Most of the features we have computed actually need some post-processing, for instance to replace `NaN` with 0, merge columns, remove features created while computing other features.

For this, we need another configuration. However, we'll use the default configuration, so we'll pass `None` in place of the yaml file/configuration object. You can do the same thing with the `FeaturesExtractor` as well.

In [None]:
from musif.process.processor import DataProcessor

processed_df = DataProcessor(df, None).process().data
processed_df

As you see, the columns are now half than before!

Let's try to remove `NaN`...

In [None]:
processed_df.dropna(axis=1, inplace=True)
processed_df

The dataset was not very well formatted and this is the reason why only a few features remain.

But let's try to classify them. We will setup a feature-learning approach where the model learns to classify each sample in the dataset. The usual way to do this would be using an autoencoder architecture, but since `sklearn` 

For this, we will use `sklearn` and its Multilayer Perceptron.

In [None]:
from sklearn.neural_network import MLPRegressor
from sklearn.preprocessing import StandardScaler, OrdinalEncoder
from sklearn.pipeline import make_pipeline
from sklearn.metrics import f1_score

# removing FileName and Id
if 'FileName' in processed_df:
    del processed_df['FileName']
if 'Id' in processed_df:
    del processed_df['Id']

processed_df.select_dtypes([float, int])

model = make_pipeline(
    OrdinalEncoder(), # give a cardinal number to features that are categories
    StandardScaler(), # subtract the mean and scale between -1 and +1
    MLPRegressor(
        hidden_layer_sizes=(128, 32, 8, 2, 8, 32, 128, ), # the output size is the same as the number of labels
        activation="relu",
        solver="adam",
        alpha=0,                 # regularizer L2 weight in ADAM
        batch_size=5,
        learning_rate_init=5e-5, 
        max_iter=10**3,
        tol=1e-32,
        early_stopping=False,
        beta_1=1e-9,             # Adam decay rate for momentum 1
        beta_2=0.999,            # Adam decay rate for momentum 2
        epsilon=1e-8,            # Adam numerical stability
        random_state=934,
        # shuffle=True  
    )
)

# the next call will take some time...
model.fit(processed_df, processed_df.index)
y_hat = model.predict(processed_df)
print(f"Macro-averaged F1 score: {f1_score(processed_df.index, y_hat, average='macro')}")

In [None]:
y_hat

Now, we will attach a method `transform` to the MLPClassifier which returns the activations at the inner layer with 2 outputs, that we interpret as latent features.

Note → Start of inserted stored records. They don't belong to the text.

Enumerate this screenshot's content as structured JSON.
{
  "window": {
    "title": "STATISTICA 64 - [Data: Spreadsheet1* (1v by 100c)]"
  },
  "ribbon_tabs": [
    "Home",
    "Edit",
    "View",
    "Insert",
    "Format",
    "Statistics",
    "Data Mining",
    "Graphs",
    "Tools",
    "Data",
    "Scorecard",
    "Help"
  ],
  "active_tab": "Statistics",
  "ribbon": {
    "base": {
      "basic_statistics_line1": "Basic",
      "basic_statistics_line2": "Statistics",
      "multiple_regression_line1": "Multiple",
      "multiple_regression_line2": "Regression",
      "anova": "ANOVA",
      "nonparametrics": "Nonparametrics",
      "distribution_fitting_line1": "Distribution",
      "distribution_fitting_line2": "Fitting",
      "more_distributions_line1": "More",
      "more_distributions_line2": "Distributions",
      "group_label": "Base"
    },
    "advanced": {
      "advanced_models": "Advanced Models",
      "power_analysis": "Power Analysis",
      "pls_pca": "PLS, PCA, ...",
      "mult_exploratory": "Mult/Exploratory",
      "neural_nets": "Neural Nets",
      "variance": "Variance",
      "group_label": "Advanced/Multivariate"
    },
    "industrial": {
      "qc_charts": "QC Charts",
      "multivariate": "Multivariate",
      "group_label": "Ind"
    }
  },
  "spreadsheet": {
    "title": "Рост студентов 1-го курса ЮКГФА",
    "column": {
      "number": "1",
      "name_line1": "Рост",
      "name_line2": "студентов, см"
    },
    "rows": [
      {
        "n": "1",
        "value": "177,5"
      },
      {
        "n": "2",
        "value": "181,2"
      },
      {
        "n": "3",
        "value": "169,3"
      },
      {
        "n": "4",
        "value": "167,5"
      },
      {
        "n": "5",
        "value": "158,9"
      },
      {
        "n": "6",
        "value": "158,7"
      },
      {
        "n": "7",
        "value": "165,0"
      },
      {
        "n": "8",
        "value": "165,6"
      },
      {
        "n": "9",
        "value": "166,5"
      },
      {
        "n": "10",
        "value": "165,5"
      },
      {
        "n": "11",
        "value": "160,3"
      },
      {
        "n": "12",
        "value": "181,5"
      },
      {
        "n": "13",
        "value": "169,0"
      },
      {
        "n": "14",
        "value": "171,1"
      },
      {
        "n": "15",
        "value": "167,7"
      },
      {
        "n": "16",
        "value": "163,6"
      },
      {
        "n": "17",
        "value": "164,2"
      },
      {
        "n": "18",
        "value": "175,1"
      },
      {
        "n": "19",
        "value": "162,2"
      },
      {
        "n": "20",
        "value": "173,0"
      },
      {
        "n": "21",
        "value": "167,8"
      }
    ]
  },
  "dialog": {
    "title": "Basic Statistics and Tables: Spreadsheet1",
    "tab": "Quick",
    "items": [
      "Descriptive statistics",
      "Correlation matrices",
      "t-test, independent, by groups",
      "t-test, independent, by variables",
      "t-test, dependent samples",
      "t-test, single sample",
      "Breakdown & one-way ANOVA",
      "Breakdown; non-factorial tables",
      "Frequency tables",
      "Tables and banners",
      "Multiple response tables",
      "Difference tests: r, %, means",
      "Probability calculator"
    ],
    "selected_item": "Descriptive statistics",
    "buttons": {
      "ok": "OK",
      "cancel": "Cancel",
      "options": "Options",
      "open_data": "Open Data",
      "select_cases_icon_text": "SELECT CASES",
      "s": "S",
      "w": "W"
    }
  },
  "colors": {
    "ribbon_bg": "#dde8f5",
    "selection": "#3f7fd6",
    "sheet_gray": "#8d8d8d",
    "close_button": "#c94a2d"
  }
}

Then, we plot the music scores according to the learned feature space.

In [None]:
mlpclassifier = model['mlpclassifier']

def mytransform_method(X):
    activations = [None for _ in range(mlpclassifier.n_layers_)]
    activations[0] = X
    X = mlpclassifier._forward_pass(activations)[-6]
    return X
    # return PCA(2).fit_transform(X)

mlpclassifier.transform = mytransform_method

learned_features = model.transform(processed_df)

learned_features.shape

In [None]:
import seaborn
seaborn.scatterplot(x=learned_features[:, 0], y=learned_features[:, 1])

In [None]:
learned_features

For comparison, let's plot the feature space learned by PCA

In [None]:
from sklearn.decomposition import PCA

pca_pipeline = make_pipeline(
    OrdinalEncoder(), StandardScaler(), PCA(2)
)
data_pca = pca_pipeline.fit_transform(processed_df)
seaborn.scatterplot(x=data_pca[:, 0], y=data_pca[:, 1])